Incremental Crawling (DeltaFetch)

DeltaFetch skips pages that haven’t changed since the last crawl. First crawl scrapes everything; subsequent crawls only process new or modified pages.

How It Works

First crawl

Scrapes all pages and stores content hashes

Subsequent crawls

Compares page hashes before processing

Skip unchanged

Pages with matching hashes are skipped

Process changed

Only new/modified pages are scraped

Efficiency gains:

Reduces bandwidth usage
Faster crawl times
Lower server load
Cost savings on large-scale crawls

Configuration

Basic Setup

spider.json

{
  "settings": {
    "DELTAFETCH_ENABLED": true
  }
}

That’s it! DeltaFetch is now enabled for your spider.

Custom Storage Location

By default, hashes are stored in .scrapy/deltafetch/<spider_name>/. You can customize this:

spider.json

{
  "settings": {
    "DELTAFETCH_ENABLED": true,
    "DELTAFETCH_DIR": ".scrapy/deltafetch/my_spider"
  }
}

Reset Options

Via configuration (recommended for testing):

spider.json

{
  "settings": {
    "DELTAFETCH_ENABLED": true,
    "DELTAFETCH_RESET": true  // Remove after one crawl
  }
}

Via file system:

# Delete all spiders
rm -rf .scrapy/deltafetch/

# Delete specific spider
rm -rf .scrapy/deltafetch/<spider_name>/

Complete Example

News Site with Daily Updates

news_spider.json

{
  "name": "dailynews",
  "allowed_domains": ["example.com"],
  "start_urls": ["https://example.com/news"],
  "rules": [
    {
      "allow": ["/article/[^/]+$"],
      "callback": "parse_article",
      "follow": false,
      "priority": 100
    },
    {
      "allow": ["/news/"],
      "callback": null,
      "follow": true,
      "priority": 50
    }
  ],
  "settings": {
    "DELTAFETCH_ENABLED": true,
    "DOWNLOAD_DELAY": 1
  }
}

First crawl (Monday):

./scrapai crawl dailynews --project news

Scraped 500 articles (first crawl - all new)
Stored 500 content hashes

Second crawl (Tuesday):

./scrapai crawl dailynews --project news

[scrapy_deltafetch] DEBUG: Ignoring already fetched: https://example.com/article/old-1
[scrapy_deltafetch] DEBUG: Ignoring already fetched: https://example.com/article/old-2
...
Scraped 50 articles (only new/modified)
Skipped 450 unchanged articles

Blog with Weekly Updates

blog_spider.json

{
  "name": "techblog",
  "allowed_domains": ["techblog.com"],
  "start_urls": ["https://techblog.com/posts"],
  "rules": [
    {
      "allow": ["/post/[^/]+$"],
      "callback": "parse_article",
      "follow": false
    }
  ],
  "settings": {
    "DELTAFETCH_ENABLED": true,
    "DELTAFETCH_DIR": ".scrapy/deltafetch/techblog"
  }
}

Weekly cron job:

# crontab entry
0 2 * * 1 cd /path/to/scrapai && ./scrapai crawl techblog --project blogs

Only new posts from the past week are scraped.

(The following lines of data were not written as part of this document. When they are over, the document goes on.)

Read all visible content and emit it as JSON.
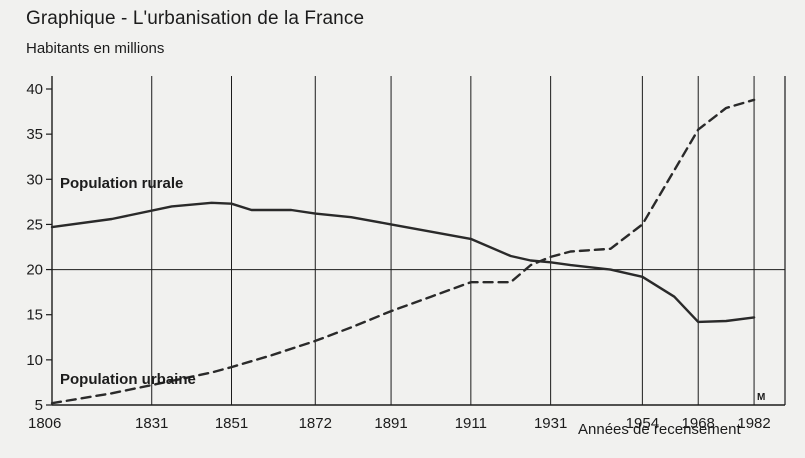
{
  "page": {
    "title": "Graphique - L'urbanisation de la France",
    "corner_mark": "M"
  },
  "colors": {
    "background": "#f1f1ef",
    "ink": "#1c1c1c",
    "rural_line": "#2a2a2a",
    "urban_line": "#2a2a2a"
  },
  "chart_data": {
    "type": "line",
    "ylabel": "Habitants en millions",
    "xlabel": "Années de recensement",
    "x_ticks": [
      1806,
      1831,
      1851,
      1872,
      1891,
      1911,
      1931,
      1954,
      1968,
      1982
    ],
    "y_ticks": [
      5,
      10,
      15,
      20,
      25,
      30,
      35,
      40
    ],
    "ylim": [
      5,
      42
    ],
    "xlim": [
      1806,
      1988
    ],
    "grid": "vertical lines at census years, horizontal line at 20",
    "series": [
      {
        "name": "Population rurale",
        "style": "solid",
        "points": [
          [
            1806,
            24.7
          ],
          [
            1821,
            25.6
          ],
          [
            1836,
            27.0
          ],
          [
            1846,
            27.4
          ],
          [
            1851,
            27.3
          ],
          [
            1856,
            26.6
          ],
          [
            1866,
            26.6
          ],
          [
            1872,
            26.2
          ],
          [
            1881,
            25.8
          ],
          [
            1891,
            25.0
          ],
          [
            1901,
            24.2
          ],
          [
            1911,
            23.4
          ],
          [
            1921,
            21.5
          ],
          [
            1926,
            21.0
          ],
          [
            1931,
            20.8
          ],
          [
            1936,
            20.5
          ],
          [
            1946,
            20.0
          ],
          [
            1954,
            19.2
          ],
          [
            1962,
            17.0
          ],
          [
            1968,
            14.2
          ],
          [
            1975,
            14.3
          ],
          [
            1982,
            14.7
          ]
        ]
      },
      {
        "name": "Population urbaine",
        "style": "dashed",
        "points": [
          [
            1806,
            5.2
          ],
          [
            1821,
            6.3
          ],
          [
            1831,
            7.2
          ],
          [
            1846,
            8.6
          ],
          [
            1851,
            9.2
          ],
          [
            1861,
            10.5
          ],
          [
            1872,
            12.1
          ],
          [
            1881,
            13.6
          ],
          [
            1891,
            15.4
          ],
          [
            1901,
            17.0
          ],
          [
            1911,
            18.6
          ],
          [
            1921,
            18.6
          ],
          [
            1926,
            20.5
          ],
          [
            1931,
            21.4
          ],
          [
            1936,
            22.0
          ],
          [
            1946,
            22.3
          ],
          [
            1954,
            25.0
          ],
          [
            1962,
            31.0
          ],
          [
            1968,
            35.5
          ],
          [
            1975,
            37.9
          ],
          [
            1982,
            38.8
          ]
        ]
      }
    ]
  }
}
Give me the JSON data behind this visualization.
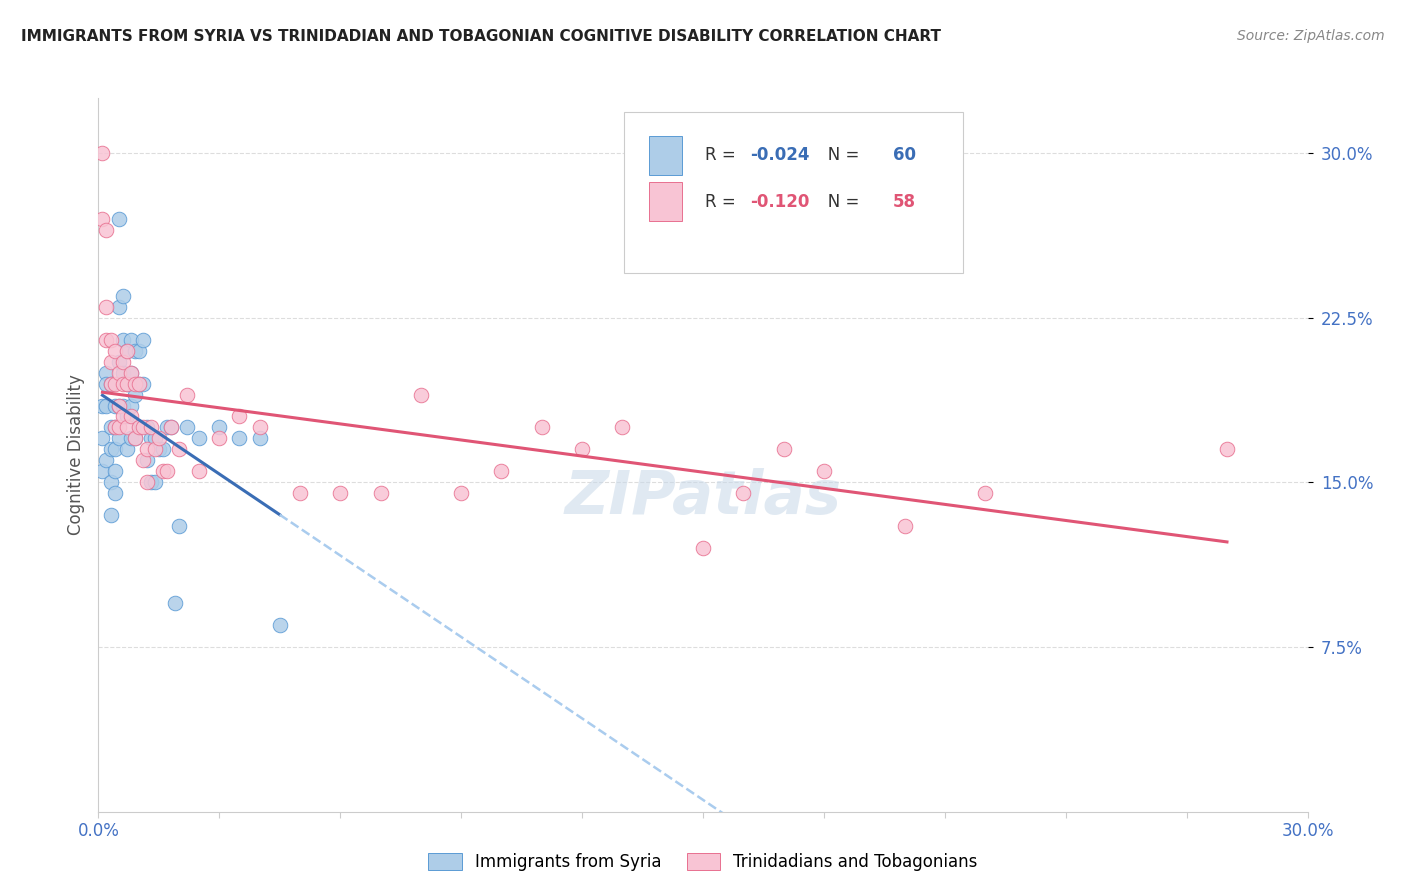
{
  "title": "IMMIGRANTS FROM SYRIA VS TRINIDADIAN AND TOBAGONIAN COGNITIVE DISABILITY CORRELATION CHART",
  "source": "Source: ZipAtlas.com",
  "ylabel": "Cognitive Disability",
  "R1": -0.024,
  "N1": 60,
  "R2": -0.12,
  "N2": 58,
  "color_blue_fill": "#AECDE8",
  "color_blue_edge": "#5B9BD5",
  "color_pink_fill": "#F8C4D4",
  "color_pink_edge": "#E87090",
  "color_line_blue": "#3A6DB5",
  "color_line_pink": "#E05575",
  "color_dashed": "#AACCEE",
  "axis_tick_color": "#4472C4",
  "title_color": "#222222",
  "source_color": "#888888",
  "grid_color": "#DDDDDD",
  "background_color": "#FFFFFF",
  "legend1_label": "Immigrants from Syria",
  "legend2_label": "Trinidadians and Tobagonians",
  "xlim": [
    0.0,
    0.3
  ],
  "ylim": [
    0.0,
    0.325
  ],
  "y_ticks": [
    0.075,
    0.15,
    0.225,
    0.3
  ],
  "syria_x": [
    0.001,
    0.001,
    0.001,
    0.002,
    0.002,
    0.002,
    0.002,
    0.003,
    0.003,
    0.003,
    0.003,
    0.003,
    0.004,
    0.004,
    0.004,
    0.004,
    0.004,
    0.005,
    0.005,
    0.005,
    0.005,
    0.005,
    0.006,
    0.006,
    0.006,
    0.006,
    0.007,
    0.007,
    0.007,
    0.007,
    0.008,
    0.008,
    0.008,
    0.008,
    0.009,
    0.009,
    0.009,
    0.01,
    0.01,
    0.01,
    0.011,
    0.011,
    0.012,
    0.012,
    0.013,
    0.013,
    0.014,
    0.014,
    0.015,
    0.016,
    0.017,
    0.018,
    0.019,
    0.02,
    0.022,
    0.025,
    0.03,
    0.035,
    0.04,
    0.045
  ],
  "syria_y": [
    0.17,
    0.185,
    0.155,
    0.2,
    0.185,
    0.195,
    0.16,
    0.195,
    0.175,
    0.165,
    0.15,
    0.135,
    0.185,
    0.175,
    0.165,
    0.155,
    0.145,
    0.27,
    0.23,
    0.205,
    0.185,
    0.17,
    0.235,
    0.215,
    0.2,
    0.185,
    0.21,
    0.195,
    0.18,
    0.165,
    0.215,
    0.2,
    0.185,
    0.17,
    0.21,
    0.19,
    0.17,
    0.21,
    0.195,
    0.175,
    0.215,
    0.195,
    0.175,
    0.16,
    0.17,
    0.15,
    0.17,
    0.15,
    0.165,
    0.165,
    0.175,
    0.175,
    0.095,
    0.13,
    0.175,
    0.17,
    0.175,
    0.17,
    0.17,
    0.085
  ],
  "tnt_x": [
    0.001,
    0.001,
    0.002,
    0.002,
    0.002,
    0.003,
    0.003,
    0.003,
    0.004,
    0.004,
    0.004,
    0.005,
    0.005,
    0.005,
    0.006,
    0.006,
    0.006,
    0.007,
    0.007,
    0.007,
    0.008,
    0.008,
    0.009,
    0.009,
    0.01,
    0.01,
    0.011,
    0.011,
    0.012,
    0.012,
    0.013,
    0.014,
    0.015,
    0.016,
    0.017,
    0.018,
    0.02,
    0.022,
    0.025,
    0.03,
    0.035,
    0.04,
    0.05,
    0.06,
    0.07,
    0.08,
    0.09,
    0.1,
    0.11,
    0.12,
    0.13,
    0.15,
    0.16,
    0.17,
    0.18,
    0.2,
    0.22,
    0.28
  ],
  "tnt_y": [
    0.3,
    0.27,
    0.265,
    0.23,
    0.215,
    0.215,
    0.205,
    0.195,
    0.21,
    0.195,
    0.175,
    0.2,
    0.185,
    0.175,
    0.205,
    0.195,
    0.18,
    0.21,
    0.195,
    0.175,
    0.2,
    0.18,
    0.195,
    0.17,
    0.195,
    0.175,
    0.175,
    0.16,
    0.165,
    0.15,
    0.175,
    0.165,
    0.17,
    0.155,
    0.155,
    0.175,
    0.165,
    0.19,
    0.155,
    0.17,
    0.18,
    0.175,
    0.145,
    0.145,
    0.145,
    0.19,
    0.145,
    0.155,
    0.175,
    0.165,
    0.175,
    0.12,
    0.145,
    0.165,
    0.155,
    0.13,
    0.145,
    0.165
  ]
}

Combining with Other Features

DeltaFetch + Cloudflare Bypass

spider.json

{
  "settings": {
    "DELTAFETCH_ENABLED": true,
    "CLOUDFLARE_ENABLED": true,
    "CLOUDFLARE_STRATEGY": "hybrid"
  }
}

Skip unchanged pages while handling Cloudflare protection.

DeltaFetch + Sitemap

spider.json

{
  "settings": {
    "USE_SITEMAP": true,
    "DELTAFETCH_ENABLED": true
  }
}

Crawl sitemap URLs but skip unchanged pages.

DeltaFetch + Proxy

spider.json

{
  "settings": {
    "DELTAFETCH_ENABLED": true
  }
}

./scrapai crawl myspider --project proj --proxy-type datacenter

Combine incremental crawling with smart proxy usage.

Monitoring

Check Log Output

Look for DeltaFetch debug messages:

[scrapy_deltafetch] DEBUG: Ignoring already fetched: https://example.com/page1
[scrapy_deltafetch] DEBUG: Ignoring already fetched: https://example.com/page2

These indicate pages being skipped.

Check Storage

# View size of hash database
ls -lh .scrapy/deltafetch/

# Example output:
drwxr-xr-x  3 user  staff    96B Feb 24 10:30 myspider/

# View spider-specific storage
ls -lh .scrapy/deltafetch/myspider/

# Example output:
-rw-r--r--  1 user  staff   128K Feb 24 10:30 hashes.db

Statistics

Scrape stats show skipped items:

'deltafetch/skipped': 450,
'item_scraped_count': 50,

Troubleshooting

Not Skipping Any Pages

Verify setting is enabled

Check DELTAFETCH_ENABLED: true in spider settings

Check if first crawl

First crawl never skips (nothing to compare against)Run crawl again to see skipping behavior

Verify storage directory exists

ls -la .scrapy/deltafetch/

If directory is empty, first crawl hasn’t completed yet

Check hash database has data

ls -lh .scrapy/deltafetch/<spider_name>/

File should have non-zero size

Skipping Pages That Should Be Re-Crawled

Force re-crawl by deleting hash database or using DELTAFETCH_RESET: true (see Reset Options above).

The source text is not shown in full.